A €70 million euros loan to the Barcelona City Authority in Spain aims to foster sustainable development, inclusive growth and increased well-being of Barcelona’s 1.6 million residents. It will partially finance Barcelona’s Plan of Action 2022-2024, including investments in social rights, climate emergency and urban planning. The project follows the €100 million loan approved in 2018. In addition to Barcelona’s residents, more than 9 million of tourists who annually visit the city will benefit from upgraded public infrastructure and cleaner environment.
Finally, three projects seek to improve public infrastructure and services, and to support small businesses.
A €100 million loan to the Republic of Lithuania will partially finance the country’s State Investment Programme, with focus on sectors of education, health, culture and sports. The Bank has already approved three loans worth €330 million to finance the Lithuanian State Investment Programme and to support the country’s continued efforts to improve public infrastructure. Direct beneficiaries of the loan will be public and regional entities, as well as municipalities. A large part of the Lithuanian population will benefit from the well-equipped, accessible and modernised public services.

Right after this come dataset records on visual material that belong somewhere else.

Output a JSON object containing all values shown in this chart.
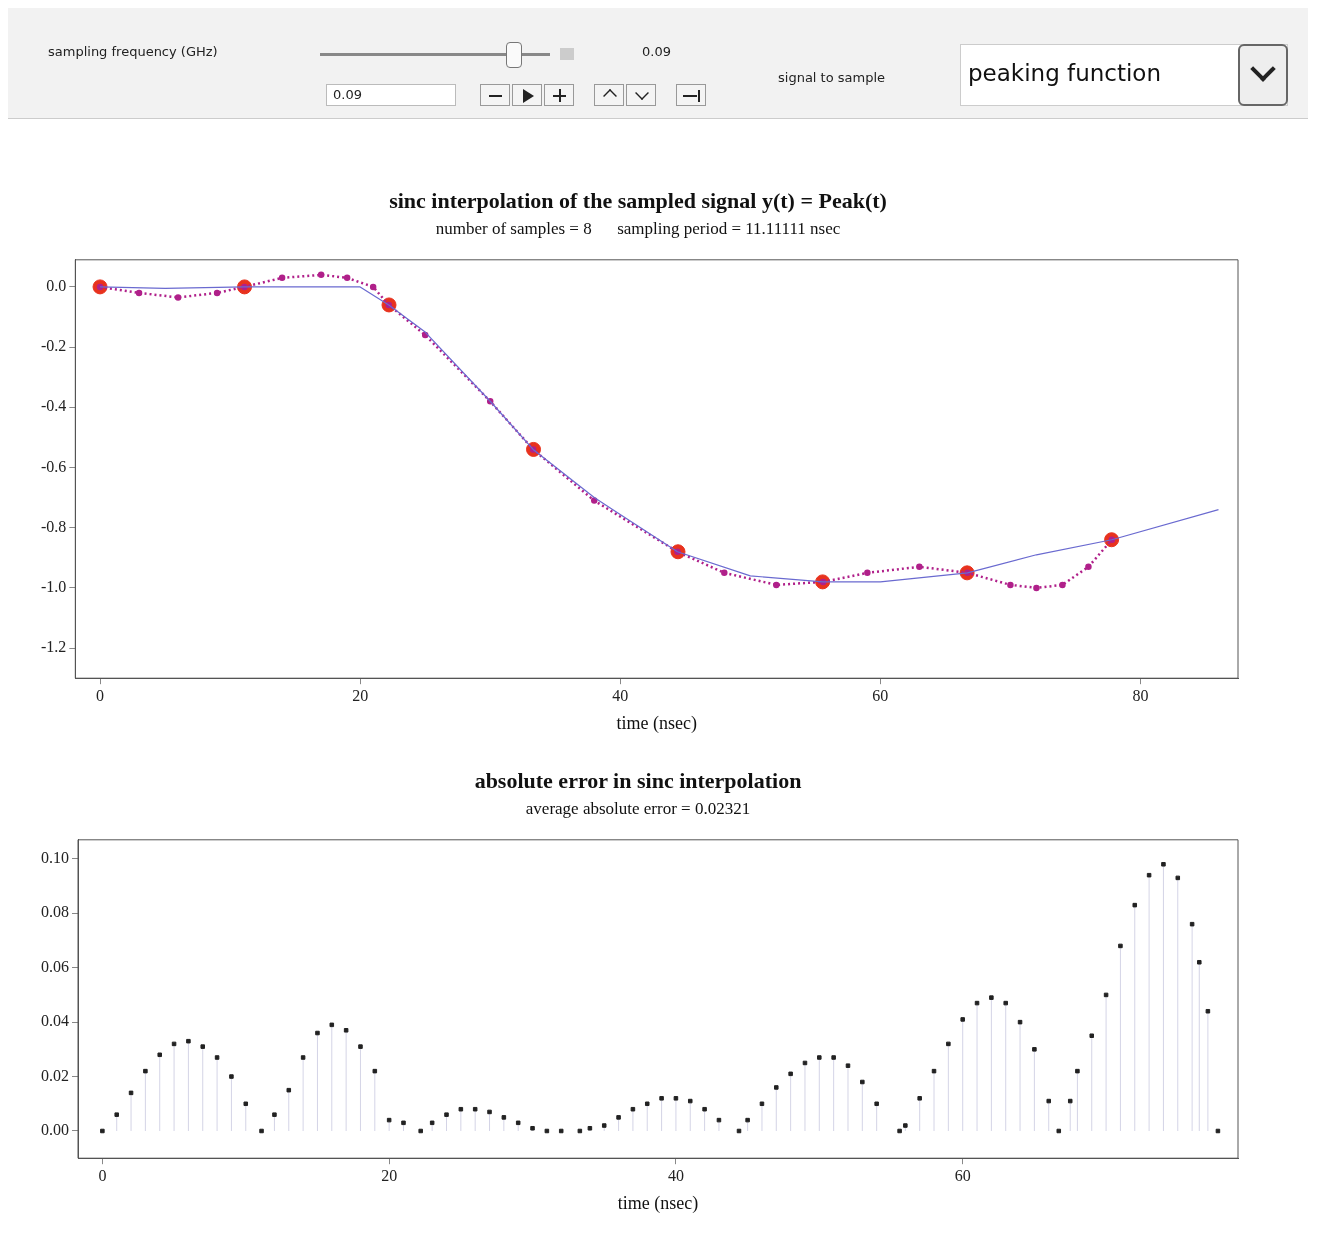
{
  "chart_data": [
    {
      "type": "line",
      "title": "sinc interpolation of the sampled signal y(t) = Peak(t)",
      "subtitle": "number of samples = 8      sampling period = 11.11111 nsec",
      "xlabel": "time (nsec)",
      "annotations": [
        "sampling frequency (GHz)",
        "0.09",
        "0.09",
        "signal to sample",
        "peaking function"
      ],
      "xlim": [
        -1.9,
        87.5
      ],
      "xticks": [
        0,
        20,
        40,
        60,
        80
      ],
      "ylim": [
        -1.3,
        0.09
      ],
      "yticks": [
        {
          "value": 0,
          "label": "0.0"
        },
        {
          "value": -0.2,
          "label": "-0.2"
        },
        {
          "value": -0.4,
          "label": "-0.4"
        },
        {
          "value": -0.6,
          "label": "-0.6"
        },
        {
          "value": -0.8,
          "label": "-0.8"
        },
        {
          "value": -1,
          "label": "-1.0"
        },
        {
          "value": -1.2,
          "label": "-1.2"
        }
      ],
      "grid": false,
      "legend": false,
      "series": [
        {
          "type": "line",
          "color": "#6a6ad0",
          "marker": "none",
          "line_style": "solid",
          "x": [
            0,
            5,
            11.1,
            18,
            20,
            22.2,
            25,
            30,
            33.3,
            38,
            44.4,
            50,
            55.6,
            60,
            66.7,
            72,
            77.8,
            86
          ],
          "values": [
            0,
            -0.005,
            0,
            0,
            0,
            -0.06,
            -0.15,
            -0.38,
            -0.54,
            -0.7,
            -0.88,
            -0.96,
            -0.98,
            -0.98,
            -0.95,
            -0.89,
            -0.84,
            -0.74
          ]
        },
        {
          "type": "line",
          "color": "#b0208a",
          "marker": "circle",
          "line_style": "dotted",
          "x": [
            0,
            3,
            6,
            9,
            11.1,
            14,
            17,
            19,
            21,
            22.2,
            25,
            30,
            33.3,
            38,
            44.4,
            48,
            52,
            55.6,
            59,
            63,
            66.7,
            70,
            72,
            74,
            76,
            77.8
          ],
          "values": [
            0,
            -0.02,
            -0.035,
            -0.02,
            0,
            0.03,
            0.04,
            0.03,
            0,
            -0.06,
            -0.16,
            -0.38,
            -0.54,
            -0.71,
            -0.88,
            -0.95,
            -0.99,
            -0.98,
            -0.95,
            -0.93,
            -0.95,
            -0.99,
            -1,
            -0.99,
            -0.93,
            -0.84
          ]
        },
        {
          "type": "scatter",
          "color": "#e8321e",
          "marker": "circle",
          "x": [
            0,
            11.11,
            22.22,
            33.33,
            44.44,
            55.56,
            66.67,
            77.78
          ],
          "values": [
            0,
            0,
            -0.06,
            -0.54,
            -0.88,
            -0.98,
            -0.95,
            -0.84
          ]
        }
      ]
    },
    {
      "type": "lollipop",
      "title": "absolute error in sinc interpolation",
      "subtitle": "average absolute error = 0.02321",
      "xlabel": "time (nsec)",
      "xlim": [
        -1.7,
        79.2
      ],
      "xticks": [
        0,
        20,
        40,
        60
      ],
      "ylim": [
        -0.01,
        0.107
      ],
      "yticks": [
        {
          "value": 0,
          "label": "0.00"
        },
        {
          "value": 0.02,
          "label": "0.02"
        },
        {
          "value": 0.04,
          "label": "0.04"
        },
        {
          "value": 0.06,
          "label": "0.06"
        },
        {
          "value": 0.08,
          "label": "0.08"
        },
        {
          "value": 0.1,
          "label": "0.10"
        }
      ],
      "grid": false,
      "legend": false,
      "marker": "square",
      "series": [
        {
          "color": "#222222",
          "x": [
            0,
            1,
            2,
            3,
            4,
            5,
            6,
            7,
            8,
            9,
            10,
            11.1,
            12,
            13,
            14,
            15,
            16,
            17,
            18,
            19,
            20,
            21,
            22.2,
            23,
            24,
            25,
            26,
            27,
            28,
            29,
            30,
            31,
            32,
            33.3,
            34,
            35,
            36,
            37,
            38,
            39,
            40,
            41,
            42,
            43,
            44.4,
            45,
            46,
            47,
            48,
            49,
            50,
            51,
            52,
            53,
            54,
            55.6,
            56,
            57,
            58,
            59,
            60,
            61,
            62,
            63,
            64,
            65,
            66,
            66.7,
            67.5,
            68,
            69,
            70,
            71,
            72,
            73,
            74,
            75,
            76,
            76.5,
            77.1,
            77.8
          ],
          "values": [
            0,
            0.006,
            0.014,
            0.022,
            0.028,
            0.032,
            0.033,
            0.031,
            0.027,
            0.02,
            0.01,
            0,
            0.006,
            0.015,
            0.027,
            0.036,
            0.039,
            0.037,
            0.031,
            0.022,
            0.004,
            0.003,
            0,
            0.003,
            0.006,
            0.008,
            0.008,
            0.007,
            0.005,
            0.003,
            0.001,
            0,
            0,
            0,
            0.001,
            0.002,
            0.005,
            0.008,
            0.01,
            0.012,
            0.012,
            0.011,
            0.008,
            0.004,
            0,
            0.004,
            0.01,
            0.016,
            0.021,
            0.025,
            0.027,
            0.027,
            0.024,
            0.018,
            0.01,
            0,
            0.002,
            0.012,
            0.022,
            0.032,
            0.041,
            0.047,
            0.049,
            0.047,
            0.04,
            0.03,
            0.011,
            0,
            0.011,
            0.022,
            0.035,
            0.05,
            0.068,
            0.083,
            0.094,
            0.098,
            0.093,
            0.076,
            0.062,
            0.044,
            0
          ]
        }
      ]
    }
  ]
}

An additional €80 million loan to the City of Malmö in Sweden will partially finance the city’s 2020-2022 budgetary expenditures for the modernisation, renovation and construction of education facilities. The previous CEB loan dedicated to investments in this sector in Malmö amounted to €160 million. All new school facilities are expected to be constructed in line with applicable construction and energy performance standards. The final beneficiaries will be students attending compulsory schools, including foreign-born children and school-age refugees from Ukraine.In the Czech Republic, CEB’s €60 million loan to Czechoslovak Commercial Bank (Československá obchodní banka CSOB CZ) will provide long-term funding for the revitalisation and modernisation of public infrastructure. The loan will also be used to co-finance projects funded by the European Structural and Investment Funds or the European Union’s Recovery and Resilience Facility. Furthermore, the CEB loan will support MSMEs through working capital financing and investment loans, thus improving competitiveness and employment throughout the Czech Republic. CSOB CZ will prioritise financing of MSMEs in the areas such as the green economy, innovation, research and development.
Set up in 1956, the CEB (Council of Europe Development Bank) has 42 member states. Twenty-two Central, Eastern and South Eastern European countries, forming the Bank's target countries, are listed among the member states. As a major instrument of the policy of solidarity in Europe, the Bank finances social projects by making available resources raised in conditions reflecting the quality of its rating (Aa1 with Moody's, outlook stable, AAA with Standard & Poor's, outlook stable, AA+ with Fitch Ratings, outlook positive and AAA* with Scope Ratings, outlook stable). It thus grants loans to its member states, and to financial institutions and local authorities in its member states for the financing of projects in the social sector, in accordance with its Articles of Agreement.